Malgré une certaine homogénéité, la répartition de la décime pour les seules églises paroissiales (moy. 2,3 livres) présente quelques traits caractéristiques. Un agrégat de valeurs élevées se trouve au nord-est du diocèse, autour de Reugny et de Nazelles ; un second plus au sud entre Sainte-Maure-de-Touraine et Neuilly-le-Brignon (doc. 5). Si l'on se fonde sur les limites communales de 1790 pour approcher les territoires liés à ces centres paroissiaux (GORRY 2008), ce qui constitue naturellement une approximation, on remarque que leur surface (23,3 km²) est plus vaste que la moyenne départementale (17,9 km²). Enfin, on observe, dans ces espaces, la faible présence d'établissements monastiques et canoniaux. Sur les 15 paroisses concernées, on dénombre seulement 3 prieurés. A contrario, l'agrégat de valeurs faibles qui se situe autour de L'Île-Bouchard, regroupe des communes de superficie plus modeste (13,1 km²) et on relève une forte densité d'établissements réguliers (1 abbaye, 9 prieurés pour 16 paroisses).

Concernant les prieurés, un chapelet de décimes élevées est visible dans l'est du diocèse à proximité de Nanteuil (doc. 5).

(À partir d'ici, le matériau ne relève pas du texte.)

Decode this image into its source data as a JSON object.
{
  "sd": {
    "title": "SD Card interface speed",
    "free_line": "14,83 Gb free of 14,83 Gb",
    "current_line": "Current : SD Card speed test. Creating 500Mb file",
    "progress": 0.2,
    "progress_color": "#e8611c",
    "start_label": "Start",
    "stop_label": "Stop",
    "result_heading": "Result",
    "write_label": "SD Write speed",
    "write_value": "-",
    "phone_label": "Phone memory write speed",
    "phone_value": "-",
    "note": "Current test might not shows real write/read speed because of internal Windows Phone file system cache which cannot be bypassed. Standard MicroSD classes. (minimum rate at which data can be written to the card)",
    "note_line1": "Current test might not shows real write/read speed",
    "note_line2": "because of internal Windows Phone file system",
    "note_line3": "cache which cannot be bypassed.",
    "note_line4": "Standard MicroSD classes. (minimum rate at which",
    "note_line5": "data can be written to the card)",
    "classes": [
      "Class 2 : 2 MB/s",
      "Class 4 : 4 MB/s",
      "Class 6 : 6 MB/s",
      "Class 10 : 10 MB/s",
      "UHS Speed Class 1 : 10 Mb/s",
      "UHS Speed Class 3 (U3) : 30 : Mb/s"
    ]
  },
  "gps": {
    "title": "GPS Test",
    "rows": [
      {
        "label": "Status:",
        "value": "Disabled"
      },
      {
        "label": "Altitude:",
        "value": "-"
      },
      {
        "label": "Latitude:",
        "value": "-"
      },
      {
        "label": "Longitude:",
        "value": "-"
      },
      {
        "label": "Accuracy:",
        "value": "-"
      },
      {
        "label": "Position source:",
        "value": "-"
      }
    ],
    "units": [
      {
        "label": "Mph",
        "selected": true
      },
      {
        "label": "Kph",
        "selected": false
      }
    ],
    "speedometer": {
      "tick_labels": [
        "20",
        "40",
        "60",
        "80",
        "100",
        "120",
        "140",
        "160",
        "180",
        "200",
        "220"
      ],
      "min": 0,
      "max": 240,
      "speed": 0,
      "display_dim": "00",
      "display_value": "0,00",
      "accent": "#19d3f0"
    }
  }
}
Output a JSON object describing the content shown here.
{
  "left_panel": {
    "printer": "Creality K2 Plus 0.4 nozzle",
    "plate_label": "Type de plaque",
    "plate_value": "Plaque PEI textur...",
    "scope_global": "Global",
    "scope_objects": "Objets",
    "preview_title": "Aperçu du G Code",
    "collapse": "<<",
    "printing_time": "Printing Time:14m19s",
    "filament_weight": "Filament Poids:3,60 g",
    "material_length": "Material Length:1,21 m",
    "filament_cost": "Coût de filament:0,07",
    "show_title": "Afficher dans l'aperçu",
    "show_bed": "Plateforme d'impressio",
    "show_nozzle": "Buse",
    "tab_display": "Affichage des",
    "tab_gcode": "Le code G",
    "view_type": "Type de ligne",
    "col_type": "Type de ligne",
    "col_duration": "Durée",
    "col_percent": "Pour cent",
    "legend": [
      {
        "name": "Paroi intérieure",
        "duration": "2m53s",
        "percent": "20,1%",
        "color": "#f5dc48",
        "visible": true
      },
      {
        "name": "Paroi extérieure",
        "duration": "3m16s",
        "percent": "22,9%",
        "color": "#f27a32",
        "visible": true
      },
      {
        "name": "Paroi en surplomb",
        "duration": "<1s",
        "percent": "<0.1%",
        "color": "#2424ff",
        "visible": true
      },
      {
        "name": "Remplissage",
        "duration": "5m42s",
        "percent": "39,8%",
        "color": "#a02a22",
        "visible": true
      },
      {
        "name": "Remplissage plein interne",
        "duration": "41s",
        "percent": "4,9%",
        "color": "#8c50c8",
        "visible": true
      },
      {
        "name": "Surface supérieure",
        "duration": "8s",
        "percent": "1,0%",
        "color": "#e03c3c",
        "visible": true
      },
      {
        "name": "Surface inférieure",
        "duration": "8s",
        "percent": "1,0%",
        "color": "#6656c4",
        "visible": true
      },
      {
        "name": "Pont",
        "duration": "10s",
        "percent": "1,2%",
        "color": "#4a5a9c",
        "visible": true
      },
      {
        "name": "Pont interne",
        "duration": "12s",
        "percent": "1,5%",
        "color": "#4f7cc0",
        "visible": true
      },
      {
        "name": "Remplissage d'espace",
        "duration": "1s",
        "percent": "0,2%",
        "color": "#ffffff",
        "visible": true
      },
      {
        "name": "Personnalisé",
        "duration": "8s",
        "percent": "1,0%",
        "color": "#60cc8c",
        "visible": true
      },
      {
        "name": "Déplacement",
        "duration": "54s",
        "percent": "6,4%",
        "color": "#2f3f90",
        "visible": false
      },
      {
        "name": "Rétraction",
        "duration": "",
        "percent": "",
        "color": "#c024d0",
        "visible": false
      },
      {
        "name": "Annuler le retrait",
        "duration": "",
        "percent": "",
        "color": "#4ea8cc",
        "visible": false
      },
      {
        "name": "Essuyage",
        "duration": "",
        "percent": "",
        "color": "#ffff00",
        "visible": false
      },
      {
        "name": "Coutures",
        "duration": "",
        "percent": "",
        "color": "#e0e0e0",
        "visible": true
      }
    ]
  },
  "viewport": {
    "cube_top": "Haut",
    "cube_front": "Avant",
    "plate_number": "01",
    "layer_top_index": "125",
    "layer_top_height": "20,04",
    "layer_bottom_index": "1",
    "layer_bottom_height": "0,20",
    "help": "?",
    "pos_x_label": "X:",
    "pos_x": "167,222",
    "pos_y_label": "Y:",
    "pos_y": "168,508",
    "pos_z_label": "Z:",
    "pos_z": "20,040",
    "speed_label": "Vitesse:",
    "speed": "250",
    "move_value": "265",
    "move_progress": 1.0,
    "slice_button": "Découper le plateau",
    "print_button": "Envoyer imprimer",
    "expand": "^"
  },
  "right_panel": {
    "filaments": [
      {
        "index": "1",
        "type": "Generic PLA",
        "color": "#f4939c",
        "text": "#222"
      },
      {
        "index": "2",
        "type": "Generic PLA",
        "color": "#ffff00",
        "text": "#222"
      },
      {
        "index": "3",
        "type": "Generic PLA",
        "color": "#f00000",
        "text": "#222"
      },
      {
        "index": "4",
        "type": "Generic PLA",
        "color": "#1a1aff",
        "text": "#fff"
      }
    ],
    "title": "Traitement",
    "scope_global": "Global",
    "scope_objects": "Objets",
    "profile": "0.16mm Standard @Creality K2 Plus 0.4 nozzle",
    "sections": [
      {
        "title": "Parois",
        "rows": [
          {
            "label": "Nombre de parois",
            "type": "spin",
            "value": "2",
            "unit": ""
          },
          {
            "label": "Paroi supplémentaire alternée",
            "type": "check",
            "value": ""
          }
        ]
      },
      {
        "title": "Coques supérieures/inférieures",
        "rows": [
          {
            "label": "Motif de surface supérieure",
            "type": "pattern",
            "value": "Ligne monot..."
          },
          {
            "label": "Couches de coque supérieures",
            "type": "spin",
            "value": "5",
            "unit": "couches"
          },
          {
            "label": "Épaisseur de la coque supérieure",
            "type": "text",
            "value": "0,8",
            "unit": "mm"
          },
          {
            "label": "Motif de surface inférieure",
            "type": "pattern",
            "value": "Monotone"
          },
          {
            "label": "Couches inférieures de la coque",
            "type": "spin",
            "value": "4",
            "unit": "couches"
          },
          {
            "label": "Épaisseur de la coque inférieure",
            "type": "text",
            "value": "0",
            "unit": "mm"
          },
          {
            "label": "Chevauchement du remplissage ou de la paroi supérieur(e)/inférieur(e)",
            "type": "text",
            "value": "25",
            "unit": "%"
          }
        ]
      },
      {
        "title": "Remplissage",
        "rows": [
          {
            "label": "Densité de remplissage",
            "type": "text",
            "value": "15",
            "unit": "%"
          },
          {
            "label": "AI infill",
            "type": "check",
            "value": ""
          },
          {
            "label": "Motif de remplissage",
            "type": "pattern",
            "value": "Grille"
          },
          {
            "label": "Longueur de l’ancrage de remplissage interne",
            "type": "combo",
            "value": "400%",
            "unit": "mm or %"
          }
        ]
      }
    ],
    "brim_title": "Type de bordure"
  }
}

Enfin, il n'apparait pas de lien évident entre le potentiel agricole d'une commune de 1790 (BOUTIN 2008) et la densité de la décime, même en excluant les établissements urbains. Il faut néanmoins rappeler que le temporel associé à chaque église ou monastère est souvent morcelé et peut dépendre de plusieurs territoires paroissiaux, rendant incertain ce type d'approche.

Conclusion

La spatialisation des informations contenues dans le compte de décimes donne à voir une cartographie inédite du diocèse. Elle permet de préciser les structures territoriales, d'analyser le cadre bénéficial et de dresser la géographie fiscale des établissements.